Chapter 39 Taylor

Taylor

Taylor can’t believe she was just spit on, and by a strung-out, likely homeless woman to boot. She cleans her coat with some tissues she has in her purse, careful not to touch the saliva with her bare hands, given the endless types of germs the woman could be carrying.

A lot of crazy shit used to happen in the ER, sure.

Taylor saw enough in her four-month hospital stint to last a lifetime.

Drugs, mental illness, rare diseases—things that felt like they belonged in an episode of a hospital drama, only without the perky banter and sexual tension.

But she certainly didn’t expect to encounter that here, in front of a multimillion-dollar building in Beacon Hill.

The juxtaposition of it is almost as jarring to her as what the woman did.

Taylor holds the dirty tissues in her pinched fingers, rounding the building to discard the tissues in the construction dumpster out back.

The trucks have doubled; there are now two, with a van parked alongside them.

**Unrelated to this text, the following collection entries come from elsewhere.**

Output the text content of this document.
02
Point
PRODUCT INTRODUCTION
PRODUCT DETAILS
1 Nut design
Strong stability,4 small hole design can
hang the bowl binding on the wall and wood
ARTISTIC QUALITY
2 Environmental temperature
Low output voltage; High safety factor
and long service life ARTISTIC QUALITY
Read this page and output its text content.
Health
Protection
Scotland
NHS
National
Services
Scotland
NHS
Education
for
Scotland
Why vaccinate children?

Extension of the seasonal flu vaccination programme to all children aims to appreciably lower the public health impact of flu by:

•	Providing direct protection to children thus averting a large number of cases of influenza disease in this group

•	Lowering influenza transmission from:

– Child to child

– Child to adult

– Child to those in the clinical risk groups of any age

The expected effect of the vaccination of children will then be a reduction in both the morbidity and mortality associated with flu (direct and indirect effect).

Taylor tosses the tissues in the dumpster and reads the lettering across the van: Ideal Design Studio.

A quick Google search tells her that it’s a highly regarded interior design firm.

So, the Knox isn’t just opening the room, they’re redesigning it.

What on earth are they making it into? What more could they possibly need, and in a basement of all places?

Jerry suddenly bursts through the back door, his arms pressed tightly across his black leather jacket. She’s never seen him in a coat before. His hair and the tops of his wide shoulders are sprinkled white with dust. He scowls when he sees her.

Hi to you, too, she thinks.

He hastens past her, and, on a whim, she follows.

Halfway down the block, something falls out from beneath his jacket—a book. He quickly grabs it and shoves it back under his zipper. As he’s doing so, another item falls to the ground—a wooden tube. “Fuck,” he swears to himself as he stuffs them back inside.

“What are those things that fell?” Taylor asks.

“Nothing,” he snaps, and continues briskly walking.

She scurries after him.

“Ya following me?” he asks, over his shoulder.

“No.” But clearly she is. “Was that a book?”

“It’s nothing.”

“It didn’t look like nothing. Was that from the room downstairs?”

He ignores her and quickens his pace, so she does as well.

Only once he gets to the next corner, and halfway down that intersecting block, does he stop.

His face is blotchy and sweaty, and he’s cradling the bump in his jacket like a baby.

He looks behind her, as if checking whether they’ve been followed.

Seemingly satisfied, he meets her gaze. “It was junk, just some historical crap they were gonna throw out.”

“Did they say you could have it?”

His silence is the answer.

“What are you doing with it?” she asks.

He eyes her a little warily. “Why?”

“Just wondering.”

“I thought maybe I could sell the stuff,” Jerry admits. “There’s a couple books, some old medical stuff. Like an old-fashioned stethoscope.” He makes no move to show the alleged items. “But I don’t know where I’m gonna offload them,” he adds, working his jaw.

“You know, my landlord owns an antiques store and a used bookstore,” Taylor says, as casually as she can. She’s thinking—what if these items are more than a load of “historical crap”?

Everything is paper, they’d said. What if there’s something in those books? Besides, maybe there’s a deal here to be made, a way to gain some favor with Jerry.

“Yeah, and?”

“Well, I could ask her for an introduction…see if maybe these are worth anything?”

“Maybe.”

“We could do a sixty-forty split? I’d be the forty.”

“Eighty-twenty,” he replies.

“No way.”

“Look,” Jerry says, shifting his eyes around, “I gotta look out for myself. The Kn—they say they’ll look out for ya, but they won’t. Not really. Eighty-twenty, take it or leave it.”

This is the exact opposite of what Eduardo professed about the Knox. Does Jerry have a skewed outlook simply because his sister got involved with Oliver? Or did something else happen? “Fine,” she concedes, sticking out her hand to Jerry, who just nods.

“But I’m gonna hold on to the stuff until then. And don’t say nothing to the others. It’s better if they don’t know. I don’t think they’d want me and ya…” His voice trails off, but Taylor gets the drift.

She’s the outsider. Always the outsider. She has been her whole life. Why would the Knox be any different? “I promise I won’t,” she assures him, trying to dampen the surprising hurt she feels.